More regulatory scrutiny on prime brokerage extends across the Atlantic. Archegos “highlighted the increasingly complex interconnections between banks and non-bank financial institutions, confirming that sound risk management, governance and culture are key for addressing the tail risks stemming from the prime brokerage business,” The European Central Bank said in an August 2022 supervision newsletter.

Liz Davis, Davis Wright Tremaine

Regarding what’s next, Elizabeth Davis, Co-Chair of the Financial Services practice group at Davis Wright Tremaine and a former CFTC enforcement attorney, said firms need to consider getting out in front of enforcement actions.

“The key takeaway is that folks need to see if they fall under the rubric of this, and if they do, they should consider self-reporting to DCR and Enforcement and start the registration process,” she said. “I think there will be latitude to work with DCR and Enforcement. That’s not to say you would escape a penalty, but I imagine the penalty would be significantly less if you engaged.”

“But the challenge with enforcement actions is, once you go in, since the CFTC is principles-based, are you opening yourself up to some other avenue of investigation?” she added. “So it’s a balancing act depending on who you are and what your situation is.”

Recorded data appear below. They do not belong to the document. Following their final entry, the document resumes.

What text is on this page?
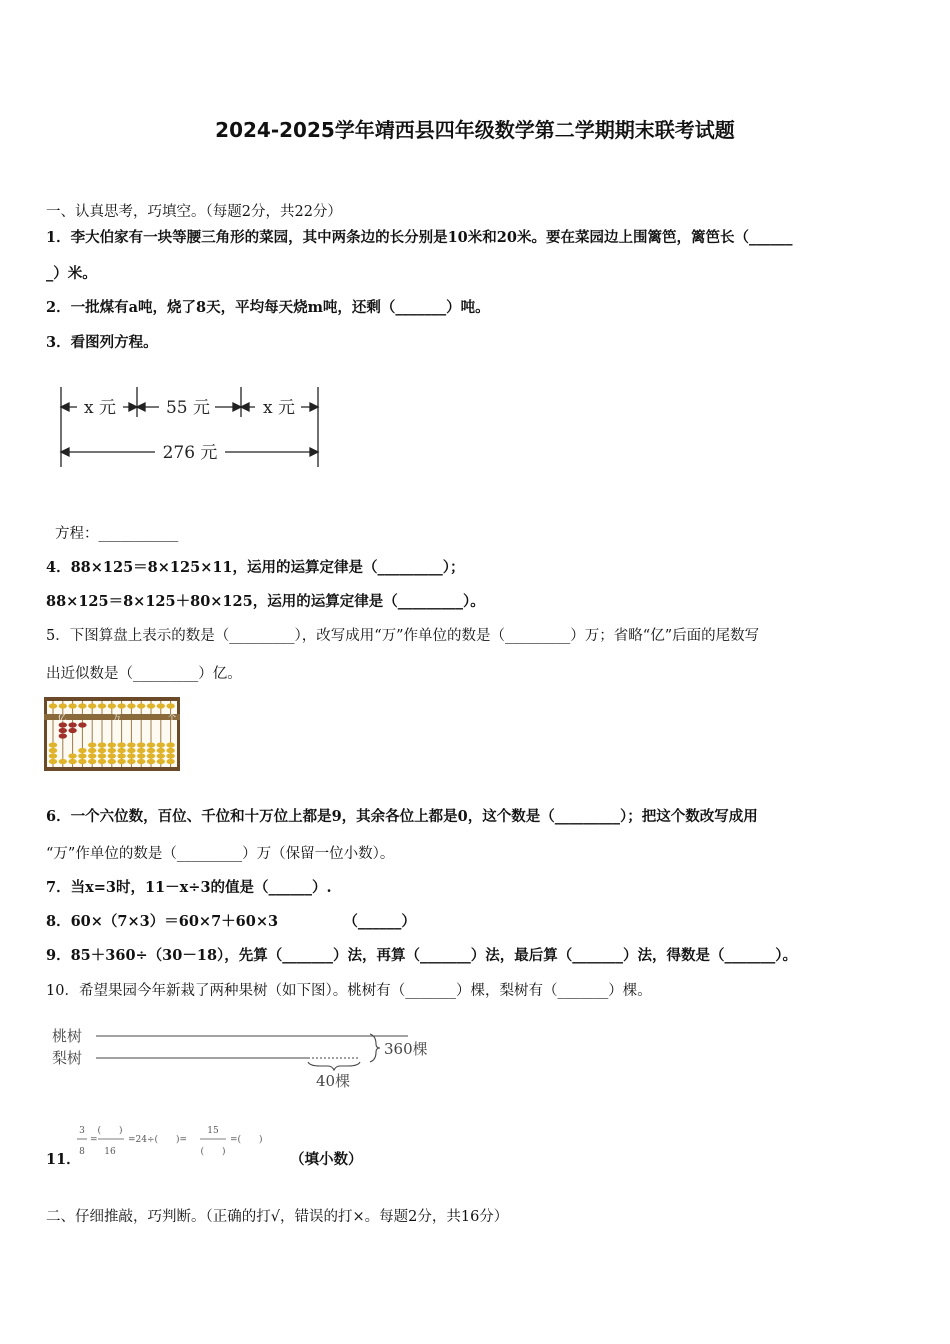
2024-2025学年靖西县四年级数学第二学期期末联考试题
一、认真思考，巧填空。（每题2分，共22分）
1．李大伯家有一块等腰三角形的菜园，其中两条边的长分别是10米和20米。要在菜园边上围篱笆，篱笆长（______
_）米。
2．一批煤有a吨，烧了8天，平均每天烧m吨，还剩（_______）吨。
3．看图列方程。
x 元	55 元	x 元
276 元
方程：___________
4．88×125＝8×125×11，运用的运算定律是（_________）；
88×125＝8×125＋80×125，运用的运算定律是（_________）。
5．下图算盘上表示的数是（_________），改写成用“万”作单位的数是（_________）万；省略“亿”后面的尾数写
出近似数是（_________）亿。
亿	万	个
6．一个六位数，百位、千位和十万位上都是9，其余各位上都是0，这个数是（_________）；把这个数改写成用
“万”作单位的数是（_________）万（保留一位小数）。
7．当x=3时，11－x÷3的值是（______）.
8．60×（7×3）＝60×7＋60×3　　　　　（______）
9．85＋360÷（30－18），先算（_______）法，再算（_______）法，最后算（_______）法，得数是（_______）。
10．希望果园今年新栽了两种果树（如下图）。桃树有（_______）棵，梨树有（_______）棵。
桃树
梨树	360棵
40棵
11．
3
8
=
(　　)
16
=24÷(　　)=
15
(　　)
=(　　)
（填小数）
二、仔细推敲，巧判断。（正确的打√，错误的打×。每题2分，共16分）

Joe Schifano, Global Head of Regulatory Affair at Eventus, said newly registered DCOs will need surveillance systems, but that is a concern after their initial conversations with the CFTC. “I envision people being concerned about whether to go in and self-report, and how they go about self-reporting,” Schifano said. “But this is the reality of making compliance governance decisions. Reacting in a hurry to something like this is not easy.”